Domain Object Caching

What is a Domain Object?

Domain objects are classes that represent a unique set of data. Typically in Cortex, domain objects are carts, shoppers, products, and so on. Domain objects are used in nearly all Cortex operations: getting products, logging in customers, adding to cart, and so on.

Benefits of Caching Domain Objects

Cortex can call into your backend system multiple times to retrieve domain objects during a single http request. Domain caching can greatly improve performance, as Cortex won't need to repeatedly retrieve the same domain object from your back end system. For efficiency, Cortex maintains a separate cache of domain objects for each request.

Implementing Domain Object Caching

To implement domain object caching, inject the RequestCacheProvider into your repository class. This provides a single get() method that returns an Optional<ConcurrentMap>. This will resolve absent if you are attempting to access the cache outside of the ResourceOperationContext context. In this case, caching is not available because we cannot grantee the ID to be consistent for the request. The default cache implementation stores the ConcurrentMap using pass by reference so no copies are made.

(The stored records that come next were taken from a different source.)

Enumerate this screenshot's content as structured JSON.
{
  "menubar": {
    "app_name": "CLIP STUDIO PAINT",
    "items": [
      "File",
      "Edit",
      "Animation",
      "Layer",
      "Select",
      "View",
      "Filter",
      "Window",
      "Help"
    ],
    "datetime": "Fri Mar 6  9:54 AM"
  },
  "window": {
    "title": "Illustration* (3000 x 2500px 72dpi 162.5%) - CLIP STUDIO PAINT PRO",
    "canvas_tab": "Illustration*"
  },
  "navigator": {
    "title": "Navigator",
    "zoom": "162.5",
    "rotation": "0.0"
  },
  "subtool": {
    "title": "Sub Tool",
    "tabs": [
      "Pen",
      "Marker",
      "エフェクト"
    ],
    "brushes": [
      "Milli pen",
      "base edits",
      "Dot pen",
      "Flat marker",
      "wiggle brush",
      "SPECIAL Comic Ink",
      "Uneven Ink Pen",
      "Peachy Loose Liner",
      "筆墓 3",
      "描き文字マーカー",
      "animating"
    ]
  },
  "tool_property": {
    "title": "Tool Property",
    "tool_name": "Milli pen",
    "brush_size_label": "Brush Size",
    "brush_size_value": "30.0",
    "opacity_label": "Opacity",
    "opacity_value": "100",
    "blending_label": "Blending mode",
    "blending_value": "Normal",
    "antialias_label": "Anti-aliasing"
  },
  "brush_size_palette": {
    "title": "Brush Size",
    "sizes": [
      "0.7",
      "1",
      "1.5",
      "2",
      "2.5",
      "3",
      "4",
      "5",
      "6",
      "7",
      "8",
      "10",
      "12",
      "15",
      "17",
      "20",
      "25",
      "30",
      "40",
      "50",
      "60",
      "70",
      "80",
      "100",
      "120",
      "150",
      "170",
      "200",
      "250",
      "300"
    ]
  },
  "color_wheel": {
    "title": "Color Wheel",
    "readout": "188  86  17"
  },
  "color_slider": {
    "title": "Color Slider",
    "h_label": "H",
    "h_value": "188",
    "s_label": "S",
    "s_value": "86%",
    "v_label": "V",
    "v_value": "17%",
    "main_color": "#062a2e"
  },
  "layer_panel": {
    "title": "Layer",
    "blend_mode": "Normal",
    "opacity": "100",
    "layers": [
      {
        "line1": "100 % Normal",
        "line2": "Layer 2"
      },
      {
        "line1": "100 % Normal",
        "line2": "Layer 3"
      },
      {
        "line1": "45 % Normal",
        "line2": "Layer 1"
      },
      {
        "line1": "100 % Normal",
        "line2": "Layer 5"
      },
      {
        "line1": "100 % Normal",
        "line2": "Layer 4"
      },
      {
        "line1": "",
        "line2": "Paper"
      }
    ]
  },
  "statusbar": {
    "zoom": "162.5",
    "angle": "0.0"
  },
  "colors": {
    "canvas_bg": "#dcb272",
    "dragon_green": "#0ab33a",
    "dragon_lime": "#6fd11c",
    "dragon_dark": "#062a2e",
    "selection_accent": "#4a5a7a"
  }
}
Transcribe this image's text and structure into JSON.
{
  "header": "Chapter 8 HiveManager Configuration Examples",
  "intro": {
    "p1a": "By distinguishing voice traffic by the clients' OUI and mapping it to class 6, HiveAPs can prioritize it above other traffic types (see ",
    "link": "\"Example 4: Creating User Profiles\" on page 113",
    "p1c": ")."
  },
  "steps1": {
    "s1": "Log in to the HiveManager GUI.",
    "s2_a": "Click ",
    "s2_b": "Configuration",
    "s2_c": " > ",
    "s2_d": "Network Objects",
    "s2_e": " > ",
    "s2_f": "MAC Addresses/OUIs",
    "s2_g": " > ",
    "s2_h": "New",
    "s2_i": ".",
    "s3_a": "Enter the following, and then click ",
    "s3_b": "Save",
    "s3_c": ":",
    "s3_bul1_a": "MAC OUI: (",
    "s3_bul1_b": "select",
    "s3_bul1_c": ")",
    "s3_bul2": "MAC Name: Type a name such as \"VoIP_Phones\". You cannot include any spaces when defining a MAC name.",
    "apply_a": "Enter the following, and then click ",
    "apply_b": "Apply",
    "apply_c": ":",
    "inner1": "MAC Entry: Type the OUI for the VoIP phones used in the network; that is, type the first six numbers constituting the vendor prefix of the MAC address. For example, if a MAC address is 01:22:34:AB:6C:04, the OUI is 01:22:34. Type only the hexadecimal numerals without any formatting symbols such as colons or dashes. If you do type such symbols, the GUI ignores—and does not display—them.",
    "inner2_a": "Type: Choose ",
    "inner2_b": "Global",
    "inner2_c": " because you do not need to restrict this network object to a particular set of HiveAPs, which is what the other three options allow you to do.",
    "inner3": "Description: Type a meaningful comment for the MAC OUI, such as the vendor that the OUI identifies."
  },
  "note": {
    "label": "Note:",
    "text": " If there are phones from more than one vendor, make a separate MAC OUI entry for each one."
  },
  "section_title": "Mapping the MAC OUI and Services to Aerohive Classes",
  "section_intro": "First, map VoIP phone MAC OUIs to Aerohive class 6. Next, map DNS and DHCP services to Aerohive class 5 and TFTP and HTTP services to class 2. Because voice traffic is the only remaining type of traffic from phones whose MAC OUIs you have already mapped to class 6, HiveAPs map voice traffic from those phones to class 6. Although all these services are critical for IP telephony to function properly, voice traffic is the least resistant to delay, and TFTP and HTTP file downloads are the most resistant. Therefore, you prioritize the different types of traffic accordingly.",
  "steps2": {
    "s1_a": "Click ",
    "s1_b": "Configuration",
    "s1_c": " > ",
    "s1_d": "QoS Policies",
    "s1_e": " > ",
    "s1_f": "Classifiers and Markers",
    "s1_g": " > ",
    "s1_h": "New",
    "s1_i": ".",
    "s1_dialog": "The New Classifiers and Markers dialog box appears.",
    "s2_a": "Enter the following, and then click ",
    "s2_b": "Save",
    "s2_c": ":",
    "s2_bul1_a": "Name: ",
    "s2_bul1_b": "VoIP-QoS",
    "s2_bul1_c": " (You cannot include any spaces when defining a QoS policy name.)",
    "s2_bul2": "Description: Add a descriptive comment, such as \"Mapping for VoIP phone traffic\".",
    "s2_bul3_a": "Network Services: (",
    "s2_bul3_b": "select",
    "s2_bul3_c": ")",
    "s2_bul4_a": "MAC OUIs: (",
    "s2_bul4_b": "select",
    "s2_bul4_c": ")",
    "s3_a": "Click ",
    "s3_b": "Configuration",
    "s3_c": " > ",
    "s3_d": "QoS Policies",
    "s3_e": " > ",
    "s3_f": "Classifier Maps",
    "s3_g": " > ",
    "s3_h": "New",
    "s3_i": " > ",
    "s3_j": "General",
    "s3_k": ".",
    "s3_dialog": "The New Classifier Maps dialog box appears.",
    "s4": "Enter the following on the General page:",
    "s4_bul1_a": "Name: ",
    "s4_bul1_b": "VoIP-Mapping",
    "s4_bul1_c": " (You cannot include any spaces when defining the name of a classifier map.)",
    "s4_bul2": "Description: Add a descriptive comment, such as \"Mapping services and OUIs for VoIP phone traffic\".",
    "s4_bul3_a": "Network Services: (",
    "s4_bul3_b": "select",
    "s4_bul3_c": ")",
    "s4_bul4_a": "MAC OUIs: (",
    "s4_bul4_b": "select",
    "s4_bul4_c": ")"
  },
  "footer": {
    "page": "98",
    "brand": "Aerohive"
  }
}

When implementing a domain cache, you must handle invalidation of the domain objects within a single request. For example, a resource performing the following operations will result in incorrect results if invalidation is not performed.
  1. Get Cart
  2. Add new item to cart
  3. Get Cart
If step 1 caches the response, step 3 will return the cached value if step 2 did not invalidate or update the cache.

Providing a New Request Cache implementation

The default cache is implemented using guava; however, you are free to provide your own implementation. You need to implement the CacheProvider interface to replace the default cache with yours removed ep-guava-cache-impl from the webapp and add your bundle. The default cache uses ResourceOperationContext to generate unique id's you are free to use something else, the only requirement is that the same cache entry is returned irrespective of the calling thread.